Lana Learn instructors in Vietnam provide their students with additional speaking practice to improve language skills.
Lana Learn’s English language training program in Vietnam follows the curriculum set forth by the Defense Language Institute English Language Course (DLIELC). The American Language Course (ALC) books focus on four language skills: reading, writing, listening, and speaking. Lana instructors at Unit 871 ensure that their students get ample time to practice each of these skills in class. However, we have found that students often need additional speaking practice. Regular speaking allows students to improve on their fluency and pronunciation clarity.
There are many speaking activities that the instructors normally conduct in class. These include question-and-answer exercises, class discussions, and simple pronunciation drilling. However, one concern is how to get students to use the target language in a way that approximates real-world scenarios.
The course instructors have implemented group speaking projects for this cohort of students. At the beginning of each new book, we put the students in groups of three to ensure each student will get sufficient speaking time. We then assign each group a set of vocabulary and grammar from one portion of the current book. We give them two weeks to create a situation, write up a script, and finally record their dialogues on 2-3 minute videos.
Student Speaking Projects
In this most recent project, the students submitted several creative and entertaining videos that still focused on the target language. One project pertained to the use of “should/shouldn’t” in the context of good manners. The group portrayed a young man going to visit his girlfriend’s parents, who were trying to scare him out of marrying their daughter. The video played on tropes found in Vietnamese soap operas: the music, dialog, and intimidating behavior of the prospective “father-in-law.”
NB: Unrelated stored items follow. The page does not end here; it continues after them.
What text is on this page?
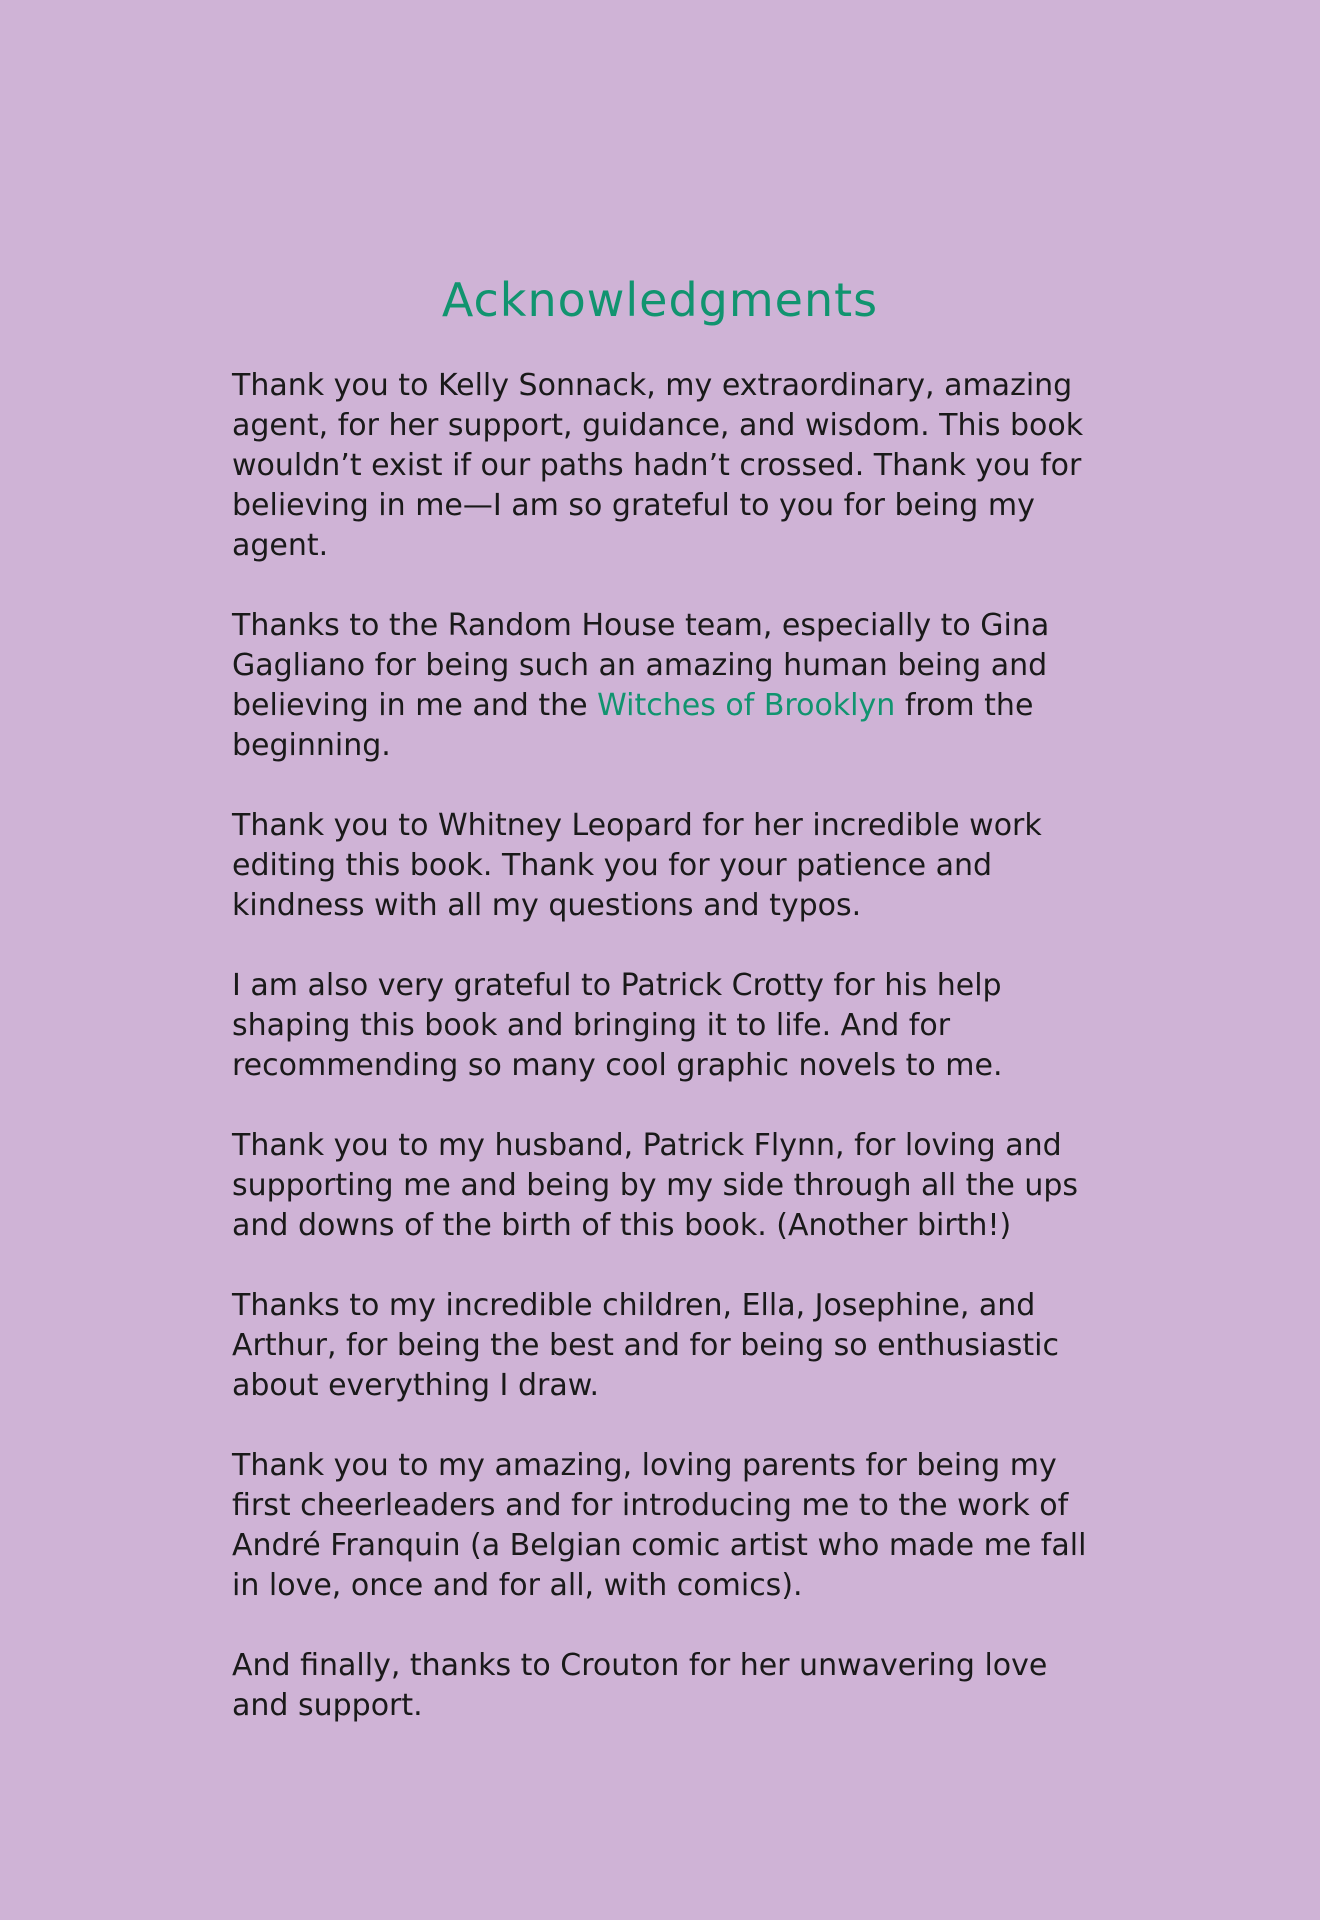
Acknowledgments

Thank you to Kelly Sonnack, my extraordinary, amazing agent, for her support, guidance, and wisdom. This book wouldn’t exist if our paths hadn’t crossed. Thank you for believing in me—I am so grateful to you for being my agent.

Thanks to the Random House team, especially to Gina Gagliano for being such an amazing human being and believing in me and the Witches of Brooklyn from the beginning.

Thank you to Whitney Leopard for her incredible work editing this book. Thank you for your patience and kindness with all my questions and typos.

I am also very grateful to Patrick Crotty for his help shaping this book and bringing it to life. And for recommending so many cool graphic novels to me.

Thank you to my husband, Patrick Flynn, for loving and supporting me and being by my side through all the ups and downs of the birth of this book. (Another birth!)

Thanks to my incredible children, Ella, Josephine, and Arthur, for being the best and for being so enthusiastic about everything I draw.

Thank you to my amazing, loving parents for being my first cheerleaders and for introducing me to the work of André Franquin (a Belgian comic artist who made me fall in love, once and for all, with comics).

And finally, thanks to Crouton for her unwavering love and support.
I tasked another group with language used for describing people’s appearances. The students played themselves coming to class for the first time and talked about their friends. An interesting aspect of the scene was one of the students portraying me as their instructor. He was able to mimic my mannerisms quite well. This brought a massive wave of laughter from the whole class, including me.
One group of students had to use vocabulary pertaining to home repairs and safety. In the video, one major asked his two colleagues to help him fix a light in his billet. The two men walked in to have a look. One man says, “Well, let’s get started.” And with perfect timing, both put on their sunglasses and strike a heroic pose for the camera, like a shot from CSI Miami. The major asks, “Why the sunglasses? We are indoors.” Another responds, “Well, we can’t risk getting blinded by the light.” Mastering humor in a second language is challenging. Creating this type of scripted humor is good practice for students in their language acquisition journey.
Despite the rehearsed nature of these speaking projects, our goal is to give students a chance to practice running conversation using specific lexical and grammatical sets to help increase their fluency and pronunciation. In addition, the prompts allow them to apply language usage in a fun and creative way. In that regard, the speaking exercises are both engaging and memorable.